RBI gives a boost to economy, over to banks/govt now
With the government committing to review the framework for setting rates for small savings schemes, chances of a fuller transmission of RBI’s 50 bps rate cut look a lot brighter—high small savings rates have been something banks have frequently pointed to as a big obstacle to cutting deposit, and hence lending rates; which is why RBI’s policy statement on Tuesday spoke of ‘working with the Government to ensure that impediments to banks passing on the bulk of the cumulative 125 basis points cut in the policy rate are removed’. Of the 125 bps rate cuts made by RBI since April 2014, banks had passed on just 32 bps till before the policy announcement—deposit rates have, though, been cut 100 bps. After the announcement, SBI, however, has cut base rates by 40 bps and more banks are likely to follow. What will also help transmission, apart from the lower rates that banks will be able to access deposits at—their ALCOs will need to look at the exact costs of deposits—is the sharp increase in FPI limits which will keep bond yields down. Foreign ownership of government bonds is expected to go up from around 3.6% of outstanding stock right now to around 5% by March 2018—that is an increase of R120,000 crore for central government bonds by March 2018 and another R50,000 crore for state government paper. RBI has also lowered risk weights for low-cost housing, so interest rates on those are likely to come down over and above the rate cuts that banks pass on.

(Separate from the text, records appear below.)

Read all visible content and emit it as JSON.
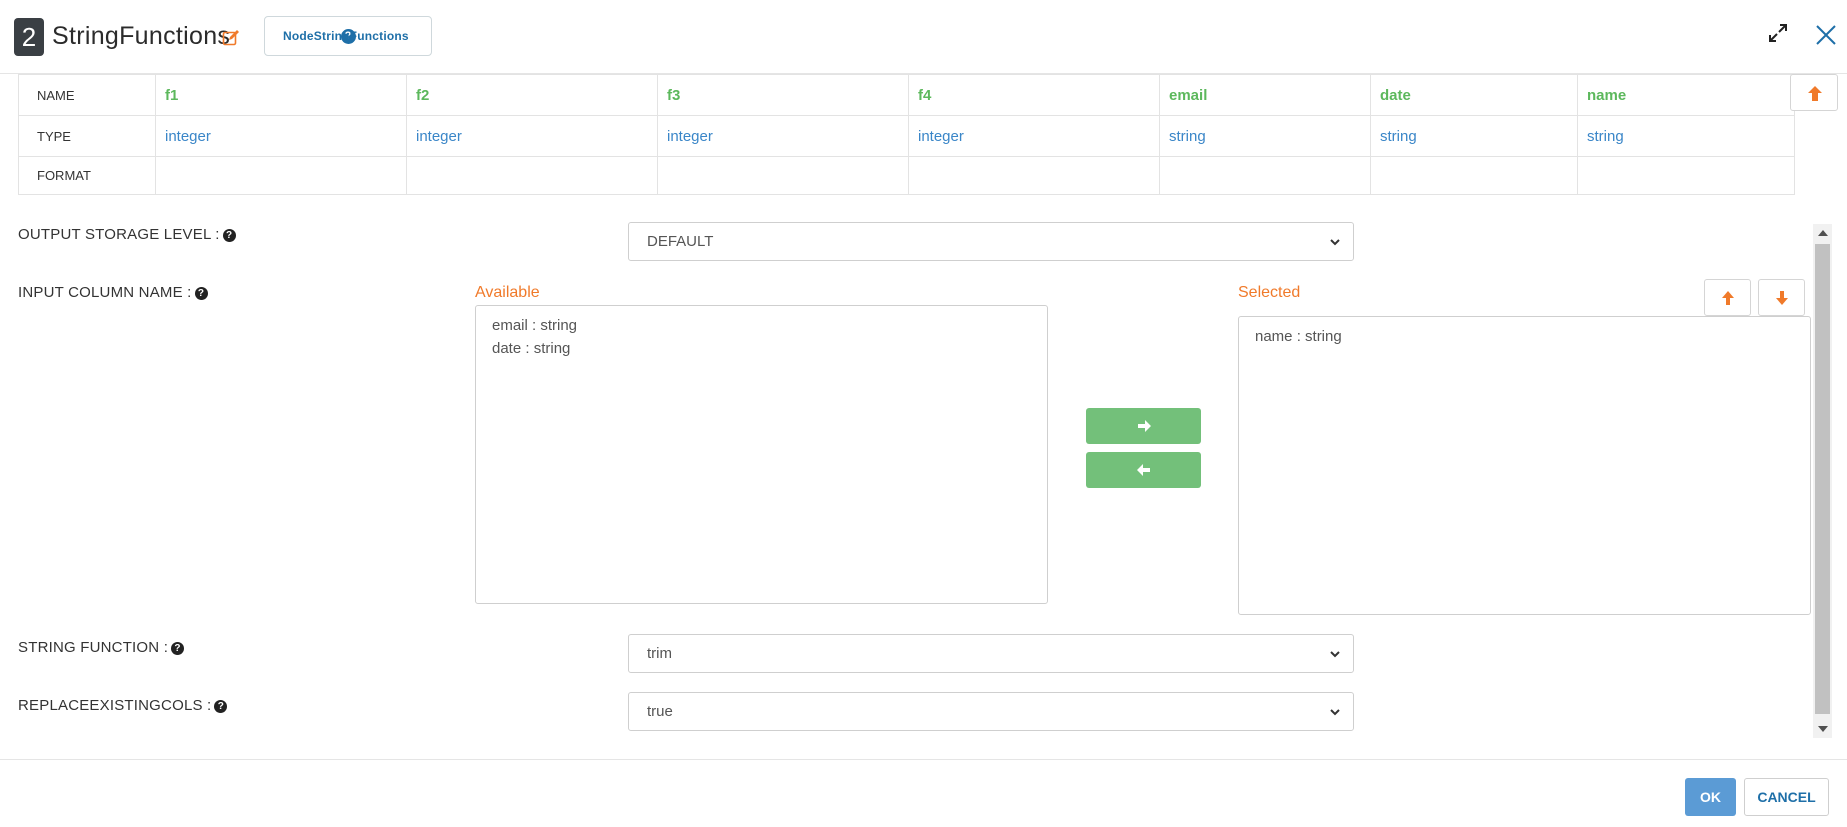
{
  "header": {
    "node_number": "2",
    "node_title": "StringFunctions",
    "help_button_label": "NodeStringFunctions"
  },
  "schema": {
    "row_labels": [
      "NAME",
      "TYPE",
      "FORMAT"
    ],
    "columns": [
      {
        "name": "f1",
        "type": "integer",
        "format": ""
      },
      {
        "name": "f2",
        "type": "integer",
        "format": ""
      },
      {
        "name": "f3",
        "type": "integer",
        "format": ""
      },
      {
        "name": "f4",
        "type": "integer",
        "format": ""
      },
      {
        "name": "email",
        "type": "string",
        "format": ""
      },
      {
        "name": "date",
        "type": "string",
        "format": ""
      },
      {
        "name": "name",
        "type": "string",
        "format": ""
      }
    ]
  },
  "form": {
    "output_storage_level": {
      "label": "OUTPUT STORAGE LEVEL :",
      "value": "DEFAULT"
    },
    "input_column_name": {
      "label": "INPUT COLUMN NAME :",
      "available_label": "Available",
      "selected_label": "Selected",
      "available_items": [
        "email : string",
        "date : string"
      ],
      "selected_items": [
        "name : string"
      ]
    },
    "string_function": {
      "label": "STRING FUNCTION :",
      "value": "trim"
    },
    "replace_existing_cols": {
      "label": "REPLACEEXISTINGCOLS :",
      "value": "true"
    }
  },
  "footer": {
    "ok_label": "OK",
    "cancel_label": "CANCEL"
  },
  "colors": {
    "accent_green": "#73c07a",
    "accent_orange": "#f07a2a",
    "link_blue": "#1e6fa8",
    "ok_blue": "#5b9bd5"
  }
}
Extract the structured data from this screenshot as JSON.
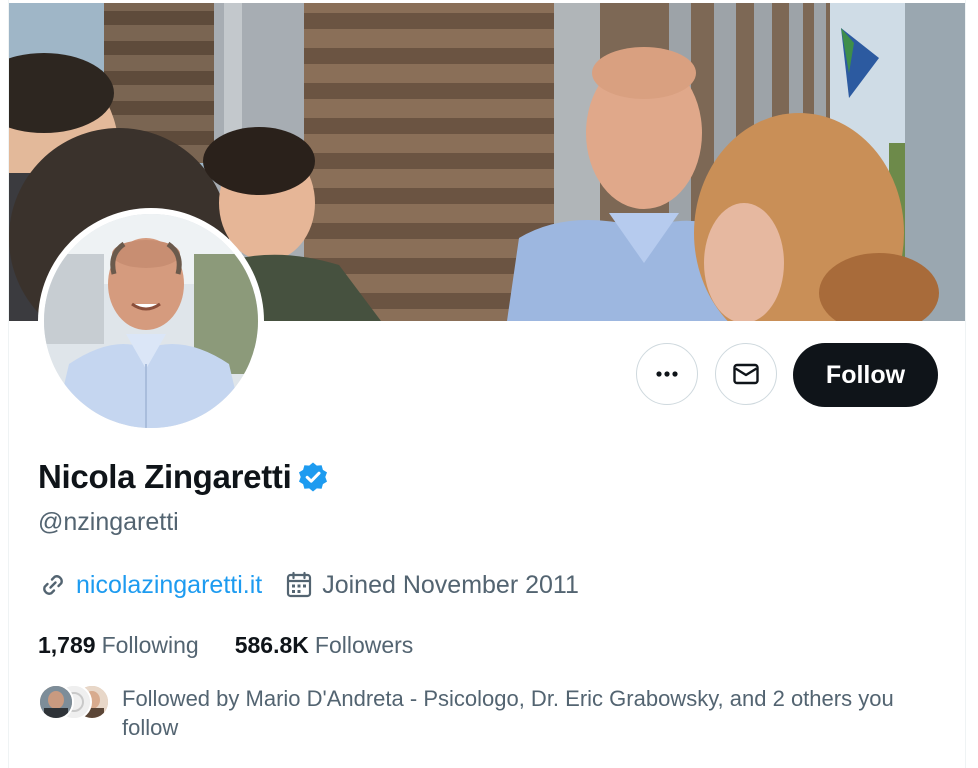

If stock markets were somewhat subdued in the immediate aftermath of the policy—they picked up later and the Sensex closed 162 points up —it was because RBI was somewhat downbeat on growth prospects. And not surprisingly, since while July IIP grew 4.2%, core sector had all but collapsed to 1.1% and while consumer durables rose 11.4%, this was on the back of a minus 20.4% performance in July last year; FMCG actually contracted 4.6% in July. Which is why, as RBI pointed out, non-oil, non-gold imports went back into contraction mode in Q2. It is this lack of demand, other than global deflationary pressures, that caused August CPI to come in at 3.7%—the same as in July, after a sharp fall from 5.4% in June. As Governor Rajan said, these inflation levels were despite a bad monsoon.This, of course, is why RBI has now lowered its January 2016 inflation target to 5.8%—chances are it will be more in the range of 5.4-5.5%—and is looking at a 5% inflation by March 2017.
Whether spending will pick up significantly after Tuesday’s sharp repo cut depends not just on how much the banks pass on, but also on how the economic growth situation pans out. A benign inflation outlook means more real savings for households and increased consumption; but it is the growth/ jobs outlook that matters more. RBI has cut its growth projection for FY16 to 7.4% from 7.6% earlier. Certainly, investing will look more attractive than it did when real rates—based on WPI—were in the 11-12% range, but the fact that there is so much surplus capacity means the investment response will be slow. Which is why, while talking of front-loading the rate cuts, RBI also talks of monetary policy needing to remain accommodative—“investment is likely to respond strongly if there is greater certainty about the extent of monetary stimulus in the pipeline, even if transmission is slow”. It is over to the banks and the government now—the former for transmission and the latter for easing the obvious constraints to doing business.